The Research Institute of Basic Sciences, Seoul National University, Seoul, South Korea.
Prosserman Centre for Health Research, The Lunenfeld-Tanenbaum Research Institute, Sinai Health System, Toronto, ON, Canada.
Bioinformatics. 2019 Nov 1;35(21):4419-4421. doi: 10.1093/bioinformatics/btz308.
For the analysis of high-throughput genomic data produced by next-generation sequencing (NGS) technologies, researchers need to identify linkage disequilibrium (LD) structure in the genome. In this work, we developed an R package gpart which provides clustering algorithms to define LD blocks or analysis units consisting of SNPs. The visualization tool in gpart can display the LD structure and gene positions for up to 20 000 SNPs in one image.
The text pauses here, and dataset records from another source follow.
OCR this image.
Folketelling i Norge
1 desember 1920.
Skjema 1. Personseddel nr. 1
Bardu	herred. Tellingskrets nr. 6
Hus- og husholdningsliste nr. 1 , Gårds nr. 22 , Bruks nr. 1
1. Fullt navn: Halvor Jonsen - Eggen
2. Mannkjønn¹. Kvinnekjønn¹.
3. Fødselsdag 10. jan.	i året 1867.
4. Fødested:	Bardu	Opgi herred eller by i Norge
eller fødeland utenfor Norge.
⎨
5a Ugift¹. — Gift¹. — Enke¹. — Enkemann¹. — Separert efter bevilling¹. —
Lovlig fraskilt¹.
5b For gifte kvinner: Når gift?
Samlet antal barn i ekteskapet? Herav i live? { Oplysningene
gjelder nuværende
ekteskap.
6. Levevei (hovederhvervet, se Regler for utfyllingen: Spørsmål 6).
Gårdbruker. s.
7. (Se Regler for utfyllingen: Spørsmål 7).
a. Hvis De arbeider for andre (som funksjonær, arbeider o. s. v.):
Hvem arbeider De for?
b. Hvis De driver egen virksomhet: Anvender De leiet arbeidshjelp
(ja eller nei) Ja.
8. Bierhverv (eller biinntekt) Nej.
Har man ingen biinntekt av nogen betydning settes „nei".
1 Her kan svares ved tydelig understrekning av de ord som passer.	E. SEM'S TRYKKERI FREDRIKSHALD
The gpart functions facilitate construction of LD blocks and SNP partitions for vast amounts of genome sequencing data within reasonable time and memory limits in personal computing environments.
The R package is available at https://bioconductor.org/packages/gpart.
Supplementary data are available at Bioinformatics online.
对于下一代测序(NGS)技术产生的高通量基因组数据的分析,研究人员需要识别基因组中的连锁不平衡(LD)结构。在这项工作中,我们开发了一个 R 包 gpart,它提供了聚类算法来定义由 SNPs 组成的 LD 块或分析单元。gpart 的可视化工具可以在一张图像中显示多达 20000 个 SNPs 的 LD 结构和基因位置。gpart 函数有助于在个人计算环境中的合理时间和内存限制内构建大量基因组测序数据的 LD 块和 SNP 分区。
R 包可在 https://bioconductor.org/packages/gpart 获得。
补充数据可在 Bioinformatics 在线获得。